Inspiração, sensibilidade e talento que fez da fotografia a expressão da sua alma

Estima-se que atualmente exista no mundo um total de 253 milhões de pessoas cegas ou com deficiência visual, o que representa cerca de 3,5% da população. De acordo com o último censo do Instituto Brasileiro de Geografia e Estatística (IBGE), existem no Brasil mais de 6,5 milhões de pessoas com deficiência visual grave, sendo 582 mil cegas e 6 milhões com baixa visão.

Esses números nos convidam a uma reflexão: Qual a representatividade dos deficientes visuais, quais são os projetos elaborados em prol dos mesmos e qual acessibilidade é oferecida a eles?

Quando era criança estudei todo o meu primeiro grau em uma escola pública no Bairro Araújo, em Irajá e lá havia uma turma especial em que somente portadores de deficiências físicas e mentais faziam parte.
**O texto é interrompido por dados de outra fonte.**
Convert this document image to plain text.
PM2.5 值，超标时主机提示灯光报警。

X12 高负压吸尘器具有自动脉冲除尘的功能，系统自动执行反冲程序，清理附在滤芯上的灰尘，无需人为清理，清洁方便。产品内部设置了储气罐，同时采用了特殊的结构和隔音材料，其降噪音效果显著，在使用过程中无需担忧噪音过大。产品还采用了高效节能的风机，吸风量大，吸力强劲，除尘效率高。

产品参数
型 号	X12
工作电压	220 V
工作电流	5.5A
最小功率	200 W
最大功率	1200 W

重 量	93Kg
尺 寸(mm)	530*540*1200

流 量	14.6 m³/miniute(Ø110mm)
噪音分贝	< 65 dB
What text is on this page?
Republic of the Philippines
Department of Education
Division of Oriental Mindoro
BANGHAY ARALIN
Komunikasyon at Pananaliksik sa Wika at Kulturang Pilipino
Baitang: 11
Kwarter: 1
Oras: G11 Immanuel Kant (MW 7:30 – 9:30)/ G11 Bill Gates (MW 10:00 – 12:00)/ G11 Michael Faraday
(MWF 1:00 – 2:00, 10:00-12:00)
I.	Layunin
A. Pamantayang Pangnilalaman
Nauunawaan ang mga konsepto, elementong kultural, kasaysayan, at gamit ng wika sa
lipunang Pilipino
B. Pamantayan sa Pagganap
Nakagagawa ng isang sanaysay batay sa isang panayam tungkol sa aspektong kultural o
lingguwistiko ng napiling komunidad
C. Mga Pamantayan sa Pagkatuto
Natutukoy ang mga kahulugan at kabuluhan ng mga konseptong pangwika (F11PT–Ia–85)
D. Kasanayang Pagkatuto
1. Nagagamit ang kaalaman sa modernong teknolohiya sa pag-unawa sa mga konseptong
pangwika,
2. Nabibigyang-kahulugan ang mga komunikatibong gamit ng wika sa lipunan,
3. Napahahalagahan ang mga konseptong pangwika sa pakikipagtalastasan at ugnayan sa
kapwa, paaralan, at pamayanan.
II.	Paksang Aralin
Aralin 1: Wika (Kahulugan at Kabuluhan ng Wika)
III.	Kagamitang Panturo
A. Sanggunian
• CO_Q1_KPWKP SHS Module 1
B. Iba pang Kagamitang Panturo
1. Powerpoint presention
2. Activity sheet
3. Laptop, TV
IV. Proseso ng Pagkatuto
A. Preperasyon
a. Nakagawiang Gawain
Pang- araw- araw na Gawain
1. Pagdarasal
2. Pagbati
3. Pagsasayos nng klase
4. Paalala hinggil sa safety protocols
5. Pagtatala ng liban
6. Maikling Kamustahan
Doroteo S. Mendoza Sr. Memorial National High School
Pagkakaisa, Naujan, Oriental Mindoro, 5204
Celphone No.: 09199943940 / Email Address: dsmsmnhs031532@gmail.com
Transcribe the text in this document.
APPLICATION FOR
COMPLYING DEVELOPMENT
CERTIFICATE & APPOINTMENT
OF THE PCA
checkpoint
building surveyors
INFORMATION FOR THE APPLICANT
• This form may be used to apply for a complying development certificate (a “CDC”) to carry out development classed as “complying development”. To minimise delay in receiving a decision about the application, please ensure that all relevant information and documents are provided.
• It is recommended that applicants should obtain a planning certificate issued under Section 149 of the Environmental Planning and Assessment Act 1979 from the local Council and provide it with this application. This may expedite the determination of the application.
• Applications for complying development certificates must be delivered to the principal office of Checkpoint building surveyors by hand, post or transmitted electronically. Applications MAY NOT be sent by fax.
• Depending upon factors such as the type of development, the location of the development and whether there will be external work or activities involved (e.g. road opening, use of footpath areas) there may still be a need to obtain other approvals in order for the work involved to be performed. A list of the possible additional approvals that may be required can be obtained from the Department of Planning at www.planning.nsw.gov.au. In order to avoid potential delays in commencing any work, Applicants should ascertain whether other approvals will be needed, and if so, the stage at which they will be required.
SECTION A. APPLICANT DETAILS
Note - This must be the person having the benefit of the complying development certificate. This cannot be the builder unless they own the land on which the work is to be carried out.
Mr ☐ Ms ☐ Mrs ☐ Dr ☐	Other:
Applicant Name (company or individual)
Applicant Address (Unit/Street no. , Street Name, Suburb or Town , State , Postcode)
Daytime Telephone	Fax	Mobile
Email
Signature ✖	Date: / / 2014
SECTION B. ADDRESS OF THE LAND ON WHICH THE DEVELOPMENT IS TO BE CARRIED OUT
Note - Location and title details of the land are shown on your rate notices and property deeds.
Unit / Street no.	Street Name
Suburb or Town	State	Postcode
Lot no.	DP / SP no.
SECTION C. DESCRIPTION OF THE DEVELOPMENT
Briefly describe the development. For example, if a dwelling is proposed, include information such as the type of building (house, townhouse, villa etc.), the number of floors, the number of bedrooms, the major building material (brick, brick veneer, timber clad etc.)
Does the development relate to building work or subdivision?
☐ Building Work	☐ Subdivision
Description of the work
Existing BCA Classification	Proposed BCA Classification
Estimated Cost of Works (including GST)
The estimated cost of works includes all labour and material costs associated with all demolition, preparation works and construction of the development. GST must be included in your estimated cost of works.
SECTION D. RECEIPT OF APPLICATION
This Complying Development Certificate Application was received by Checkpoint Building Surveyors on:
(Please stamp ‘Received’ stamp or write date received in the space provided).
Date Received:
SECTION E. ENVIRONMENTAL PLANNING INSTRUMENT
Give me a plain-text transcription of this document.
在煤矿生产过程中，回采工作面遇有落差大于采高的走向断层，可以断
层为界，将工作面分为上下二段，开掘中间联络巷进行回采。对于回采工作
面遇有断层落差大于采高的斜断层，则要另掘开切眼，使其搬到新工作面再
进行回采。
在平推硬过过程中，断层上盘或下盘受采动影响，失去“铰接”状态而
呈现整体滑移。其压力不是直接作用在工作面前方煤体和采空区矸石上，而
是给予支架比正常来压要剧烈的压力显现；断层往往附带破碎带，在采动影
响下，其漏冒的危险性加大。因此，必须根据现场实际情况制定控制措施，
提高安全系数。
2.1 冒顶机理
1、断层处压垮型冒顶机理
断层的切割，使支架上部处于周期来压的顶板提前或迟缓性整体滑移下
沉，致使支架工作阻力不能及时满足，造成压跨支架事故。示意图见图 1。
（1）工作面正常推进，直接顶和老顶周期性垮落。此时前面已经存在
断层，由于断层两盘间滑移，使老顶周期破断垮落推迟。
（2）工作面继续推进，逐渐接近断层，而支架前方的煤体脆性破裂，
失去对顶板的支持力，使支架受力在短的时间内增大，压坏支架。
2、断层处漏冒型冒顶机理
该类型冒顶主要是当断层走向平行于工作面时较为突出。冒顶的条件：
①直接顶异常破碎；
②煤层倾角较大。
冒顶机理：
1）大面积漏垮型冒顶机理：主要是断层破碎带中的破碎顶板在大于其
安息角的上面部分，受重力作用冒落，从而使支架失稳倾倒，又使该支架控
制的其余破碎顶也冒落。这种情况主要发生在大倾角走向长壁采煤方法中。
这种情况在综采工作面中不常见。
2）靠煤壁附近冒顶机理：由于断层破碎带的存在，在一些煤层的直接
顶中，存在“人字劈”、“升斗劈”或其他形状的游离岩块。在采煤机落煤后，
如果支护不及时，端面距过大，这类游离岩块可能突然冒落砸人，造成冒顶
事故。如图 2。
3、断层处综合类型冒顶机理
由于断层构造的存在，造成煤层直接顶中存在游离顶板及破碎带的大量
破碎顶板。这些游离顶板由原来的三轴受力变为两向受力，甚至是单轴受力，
Todos os dias, acompanhávamos a dedicação e o carinho das professoras com a turma, nos alternávamos para ajudá-los a se locomover e compartilhávamos o recreio e as apresentações escolares. Tive a oportunidade desde nova de conhecer, auxiliar e respeitar as diversas formas do Ser Humano, mas penso quantas pessoas não tiveram a mesma oportunidade? Quantas dessas pessoas acreditam que essas condições diferenciadas os impossibilitam de pensar, sentir e se expressar conforme fazemos?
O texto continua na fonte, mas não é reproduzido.